Introduction and objectives: Diabetic patients frequently have small-diameter vessels, which increases their risk of restenosis. The aim of this study was to determine the efficacy of sirolimus-eluting stent implantation in these high-risk patients following percutaneous coronary intervention.
Methods: Our study population comprised a subset of 85 diabetic patients from the DIABETES (DIABETes and sirolimus Eluting Stent) trial who had very small vessels, defined as those with a reference diameter < or =2.25 mm. In the 100 lesions treated, 49 sirolimus-eluting stents and 51 bare-metal stents were used. Glycoprotein IIb/IIIa inhibitors were used as recommended by the protocol and dual antiplatelet therapy was administered for 1 year.

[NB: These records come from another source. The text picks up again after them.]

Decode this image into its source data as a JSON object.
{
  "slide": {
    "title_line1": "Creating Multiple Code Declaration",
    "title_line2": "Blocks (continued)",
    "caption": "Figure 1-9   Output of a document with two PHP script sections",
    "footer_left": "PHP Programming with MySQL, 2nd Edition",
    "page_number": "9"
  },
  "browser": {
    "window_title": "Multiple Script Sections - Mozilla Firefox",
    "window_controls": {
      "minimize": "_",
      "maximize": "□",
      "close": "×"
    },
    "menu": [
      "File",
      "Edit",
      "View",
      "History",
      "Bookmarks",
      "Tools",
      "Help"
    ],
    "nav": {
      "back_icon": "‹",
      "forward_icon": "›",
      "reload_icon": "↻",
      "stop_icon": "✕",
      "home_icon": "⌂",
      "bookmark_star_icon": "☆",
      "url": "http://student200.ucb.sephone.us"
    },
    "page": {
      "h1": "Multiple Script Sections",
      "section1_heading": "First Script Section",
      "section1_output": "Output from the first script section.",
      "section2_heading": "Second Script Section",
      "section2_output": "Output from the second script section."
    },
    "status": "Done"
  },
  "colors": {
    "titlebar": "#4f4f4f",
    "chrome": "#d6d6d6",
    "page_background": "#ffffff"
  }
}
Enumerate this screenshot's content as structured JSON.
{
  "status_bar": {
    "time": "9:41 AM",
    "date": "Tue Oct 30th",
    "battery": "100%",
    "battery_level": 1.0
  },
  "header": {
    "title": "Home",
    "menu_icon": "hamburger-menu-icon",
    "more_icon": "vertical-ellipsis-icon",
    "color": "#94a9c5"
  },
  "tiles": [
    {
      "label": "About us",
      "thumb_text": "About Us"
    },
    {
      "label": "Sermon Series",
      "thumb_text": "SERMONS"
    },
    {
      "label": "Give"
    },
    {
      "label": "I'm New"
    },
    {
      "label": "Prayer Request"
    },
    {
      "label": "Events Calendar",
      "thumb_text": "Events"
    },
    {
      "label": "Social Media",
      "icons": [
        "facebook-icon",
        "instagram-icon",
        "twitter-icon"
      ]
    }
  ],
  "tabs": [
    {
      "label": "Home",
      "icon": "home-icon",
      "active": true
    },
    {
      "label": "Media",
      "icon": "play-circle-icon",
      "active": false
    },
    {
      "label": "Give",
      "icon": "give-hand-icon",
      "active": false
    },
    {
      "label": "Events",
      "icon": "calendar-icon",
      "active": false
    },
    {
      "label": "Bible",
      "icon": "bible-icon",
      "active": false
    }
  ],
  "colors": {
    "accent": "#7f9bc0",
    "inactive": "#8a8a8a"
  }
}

Results: Baseline clinical and angiographic characteristics were comparable in the two groups. The patients' mean age was 66 (9) years, 42% were women, and 37% were insulin-dependent. On average, the lesion length was 15.0 (9.0) mm and the reference diameter was 1.9 (0.2) mm. At 9-month follow-up, both late lumen loss and the restenosis rate were significantly lower in the sirolimus-eluting stent group than in the bare-metal stent group, at -0.03 (0.3) mm vs 0.44 (0.5) mm (P< .001), and 9.1% vs 39.1% (P=.001), respectively. These differences were also observed in the subgroup of insulin-dependent patients. At 1-year follow-up, the stent thrombosis rate was 0% in the sirolimus-eluting stent group, whereas two patients in the bare-metal stent group presented with stent thrombosis.
Conclusions: Sirolimus-eluting stent implantation in diabetics with very small vessels is safe and effective, even in insulin-dependent patients.